Saturday in the Abbey church
08.00 Pilgrim's Mass
09.00 Laudes (morning prayer)

Nässja church

Nässja church. Photo: Bernd Beckmann

The church of Nässja belongs to the churches of the western Östergötland, which was probably built on the initiative of a local "Storman" gender ("nobility", noble family in the Viking period and the beginning of the Middle Ages). The church is situated in an open, agricultural landscape on a long point of land in Lake Vättern, which forms the western shore of the bay of Vadstena.

Opening hours
1 May - 31 August
Daily 9.00-18.00

Örberga church

Örberga church. Photo: Bernd Beckmann

One of Sweden's oldest churches is situated on a hill with fantastic views over the Vättern, Västergötland and the surrounding countryside. In 2016 the Örberga church celebrated its 900th anniversary with art, music, lectures and services.

Opening hours
1 May - 31 August
Daily 9.00-18.00

Herrestad's church

Herrestads church. Photo: Bernd Beckmann

Herrestad was mentioned in writing as a medieval village as early as 1208. The first church at this place was probably built of wood. In 1112 the present building of the church was built from limestone. Herrestad's church is the oldest church in Vadstena and Dal and one of the oldest church buildings in Sweden.

Opening hours
1 May - 31 August
Daily 9.00-18.00

Källstads church

Källstads church. Photo: Bernd Beckmann

The church of Källstad on the plain near the Tåkern still has its medieval church tower, but was rebuilt in 1868-69. The original church and tower were built in the 12th century on private initiative. Due to its good acoustics, Källstad's church is well suited for concerts.

Opening hours
1 May - 31 August
Daily 9.00-18.00

Rogslösa church

Rogslösa church. Photo: Bernd Beckmann

The church was built at the beginning of the 13th century as a private church of the only manor in Rogslösa and replaced a former wooden church. It is mainly known for its entrance portal with the so-called Rogslösa door.
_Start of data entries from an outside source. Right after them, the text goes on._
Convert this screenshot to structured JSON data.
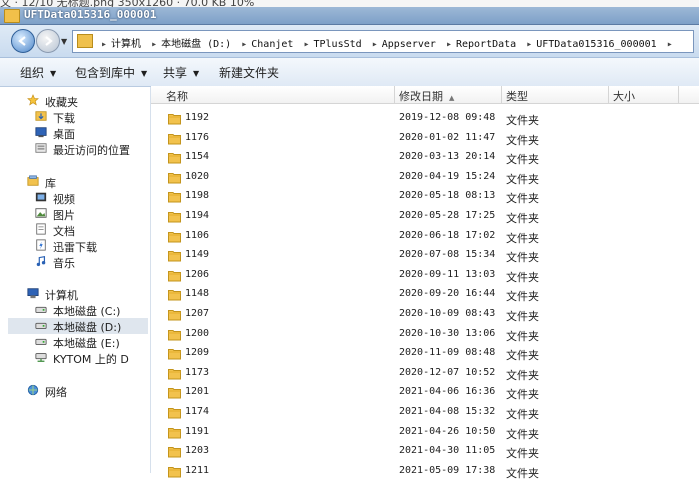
{
  "top_strip_text": "文 · 12/10 无标题.png  350x1260  ·  70.0 KB  10%",
  "window": {
    "title": "UFTData015316_000001"
  },
  "address": {
    "crumbs": [
      "计算机",
      "本地磁盘 (D:)",
      "Chanjet",
      "TPlusStd",
      "Appserver",
      "ReportData",
      "UFTData015316_000001"
    ]
  },
  "toolbar": {
    "organize": "组织",
    "include_library": "包含到库中",
    "share": "共享",
    "new_folder": "新建文件夹"
  },
  "navpane": {
    "favorites": {
      "label": "收藏夹",
      "icon": "star-icon",
      "items": [
        {
          "label": "下载",
          "icon": "download-folder-icon"
        },
        {
          "label": "桌面",
          "icon": "desktop-icon"
        },
        {
          "label": "最近访问的位置",
          "icon": "recent-places-icon"
        }
      ]
    },
    "libraries": {
      "label": "库",
      "icon": "library-icon",
      "items": [
        {
          "label": "视频",
          "icon": "video-icon"
        },
        {
          "label": "图片",
          "icon": "pictures-icon"
        },
        {
          "label": "文档",
          "icon": "documents-icon"
        },
        {
          "label": "迅雷下载",
          "icon": "thunder-download-icon"
        },
        {
          "label": "音乐",
          "icon": "music-icon"
        }
      ]
    },
    "computer": {
      "label": "计算机",
      "icon": "computer-icon",
      "items": [
        {
          "label": "本地磁盘 (C:)",
          "icon": "drive-icon"
        },
        {
          "label": "本地磁盘 (D:)",
          "icon": "drive-icon",
          "selected": true
        },
        {
          "label": "本地磁盘 (E:)",
          "icon": "drive-icon"
        },
        {
          "label": "KYTOM 上的 D",
          "icon": "network-drive-icon"
        }
      ]
    },
    "network": {
      "label": "网络",
      "icon": "network-icon"
    }
  },
  "columns": {
    "name": "名称",
    "modified": "修改日期",
    "type": "类型",
    "size": "大小"
  },
  "files": [
    {
      "name": "1192",
      "date": "2019-12-08 09:48",
      "type": "文件夹"
    },
    {
      "name": "1176",
      "date": "2020-01-02 11:47",
      "type": "文件夹"
    },
    {
      "name": "1154",
      "date": "2020-03-13 20:14",
      "type": "文件夹"
    },
    {
      "name": "1020",
      "date": "2020-04-19 15:24",
      "type": "文件夹"
    },
    {
      "name": "1198",
      "date": "2020-05-18 08:13",
      "type": "文件夹"
    },
    {
      "name": "1194",
      "date": "2020-05-28 17:25",
      "type": "文件夹"
    },
    {
      "name": "1106",
      "date": "2020-06-18 17:02",
      "type": "文件夹"
    },
    {
      "name": "1149",
      "date": "2020-07-08 15:34",
      "type": "文件夹"
    },
    {
      "name": "1206",
      "date": "2020-09-11 13:03",
      "type": "文件夹"
    },
    {
      "name": "1148",
      "date": "2020-09-20 16:44",
      "type": "文件夹"
    },
    {
      "name": "1207",
      "date": "2020-10-09 08:43",
      "type": "文件夹"
    },
    {
      "name": "1200",
      "date": "2020-10-30 13:06",
      "type": "文件夹"
    },
    {
      "name": "1209",
      "date": "2020-11-09 08:48",
      "type": "文件夹"
    },
    {
      "name": "1173",
      "date": "2020-12-07 10:52",
      "type": "文件夹"
    },
    {
      "name": "1201",
      "date": "2021-04-06 16:36",
      "type": "文件夹"
    },
    {
      "name": "1174",
      "date": "2021-04-08 15:32",
      "type": "文件夹"
    },
    {
      "name": "1191",
      "date": "2021-04-26 10:50",
      "type": "文件夹"
    },
    {
      "name": "1203",
      "date": "2021-04-30 11:05",
      "type": "文件夹"
    },
    {
      "name": "1211",
      "date": "2021-05-09 17:38",
      "type": "文件夹"
    }
  ],
  "colors": {
    "folder": "#f2c24d",
    "folder_border": "#c3941c",
    "selection": "#dfe6ee",
    "titlebar": "#7da0c8"
  }
}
Amongst others, Lydia Wahlström (1869-1954), an active member of the Swedish voting rights and women's movement, the majority of the "incomparable" sisters of Häckenäs and Jonas Andersson, a member of the parliament from Häckenäs, co-founder of Östgöta Dals and Östergötland's Folk High School, are buried in the cemetery.

Opening hours
1 May - 31 August
Daily 9.00-18.00

Väversunda church

Väversunda church. Photo: Bernd Beckmann

A romanesque and well-preserved medieval church from about 1160, built of Ombergs limestone. The predecessor was probably a stave church.

Opening hours
1 May - 31 August
Daily 9.00-18.00

Church of Strå

Church of Strå. Photo: Bernd Beckmann

The church of Strå, a few kilometres south of Vadstena and with a wide view over the plains and town, was originally built in the 12th century and received its characteristic spire in 1771 from Mårten Beurling. It has been rebuilt several times inside.

Opening hours
28 June - 31 August
Daily 10.00-17.00

Hov's church

Hovs church. Photo: Bernd Beckmann

The church in Hov was built in the 12th century and is one of the oldest churches in the vicinity.